UPDATE November 26, 2020: Several friends have drawn our attention to this British news report suggesting that BBC management has apologized and the matter is done and buried. It's not as we will be writing in the coming days. By the way, did you know BBC Arabic's audience is estimated by BBC management to be on the order of 43 million people? On Twitter alone, it has some seven and a half million followers - certainly one of the most influential, and perhaps the most credible, of all Arabic-language news sources.

Monday, September 21, 2020

21-Sep-20: Things the world's most wanted female terrorist would like us to know

Video capture from the Facebook clip
Ten days ago, in an online webinar broadcast globally by Facebook to wherever there are Arabic-speaking fans of this kind of thing, a celebration took place. 

This one marked nineteen years to the day of the horrors of 9/11. 

Ahlam Tamimi, a fanatical Islamist, the killer of our daughter Malka Chana Roth, and a woman who was released from her Israeli prison cell after serving just eight years of a sixteen-consecutive-terms-of-life-imprisonment sentence, was its main drawcard. 

That's her in the screen shot above.

Tamimi's speech reminded those of us watching from afar of just how much improbable freedom this boastful Jordanian bomber of a Jerusalem pizzeria in 2001 and a murderer of children has managed to acquire over the years since her return to the place of her birth and education (Jordan).
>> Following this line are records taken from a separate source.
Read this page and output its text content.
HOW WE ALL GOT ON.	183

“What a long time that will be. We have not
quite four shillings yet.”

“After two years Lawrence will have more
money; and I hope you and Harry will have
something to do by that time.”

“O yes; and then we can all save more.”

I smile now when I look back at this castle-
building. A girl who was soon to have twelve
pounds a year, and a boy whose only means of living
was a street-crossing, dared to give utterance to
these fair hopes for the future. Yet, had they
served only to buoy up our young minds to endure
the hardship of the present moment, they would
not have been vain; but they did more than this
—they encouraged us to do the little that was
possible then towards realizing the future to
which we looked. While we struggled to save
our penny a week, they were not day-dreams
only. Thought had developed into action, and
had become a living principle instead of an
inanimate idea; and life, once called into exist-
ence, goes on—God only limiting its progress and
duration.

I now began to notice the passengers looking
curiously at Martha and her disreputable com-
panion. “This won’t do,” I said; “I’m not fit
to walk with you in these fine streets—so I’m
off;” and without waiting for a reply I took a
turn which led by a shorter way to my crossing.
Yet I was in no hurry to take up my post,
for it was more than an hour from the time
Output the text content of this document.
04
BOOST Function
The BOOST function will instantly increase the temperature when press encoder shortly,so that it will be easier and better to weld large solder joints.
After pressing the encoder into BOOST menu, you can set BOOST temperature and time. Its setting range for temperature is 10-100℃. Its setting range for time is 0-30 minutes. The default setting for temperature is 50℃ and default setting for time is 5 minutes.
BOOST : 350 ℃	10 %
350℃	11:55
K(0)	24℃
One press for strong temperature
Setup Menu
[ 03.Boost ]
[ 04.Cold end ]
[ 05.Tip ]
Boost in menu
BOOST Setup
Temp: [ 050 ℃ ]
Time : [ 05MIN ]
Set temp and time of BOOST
It's where much of her immediate and extended family lives.

Tamimi's speech underscored how it is that she became the world's most wanted female fugitive. If your Arabic allows it, watch the full video here (embedded in a Facebook account called "National Prisoners") thanks to the mindless generosity of Facebook. 

In case it "disappears" (such things have been known to happen), the video page is archived here

We asked some capable and helpful Arabic-speaking friends to translate the overall sense of it. The notes that follow are based on what they said.

Taking a historical view, Tamimi refers to the steady decline in the status of Palestinian Arab prisoners in the wake of the 1994 Oslo Accords. Meaning she's reaching back to 1994 when she was about the same age as Malki, our daughter, was she was killed in the explosion Tamimi executed seven years later in the center of Jerusalem. 

That's a problem in her eyes, the loss of standing and attention. In an earlier period, the fact of prisoners being released from their Israeli prison cells would have triggered meaningful festivities, she says. Today all that happens is a few family members come and greet the prisoner at the nearest Israeli checkpoint. No ceremonies, no community involvement. (For what it's worth, we see plenty of evidence via the Arabic-language social media that in many cases at least, they do make a big deal.)

Another indicator of how serious this new reality is: families are no longer as happy as they once were to see their daughters married off to released prisoners. And let's clarify that when she says 'prisoners', what she means is terrorists

Tamimi sees this decline in ardor and prestige as influencing the media as well. If the public no longer care as much about the prisoner issue, she asserts, the media see less need to give it coverage. 

As an instance, she cites the death of a prisoner behind Israeli bars a few days earlier. Death came, she says, via a heart attack, ending the life of the imprisoned hero just a few months before his expected release. 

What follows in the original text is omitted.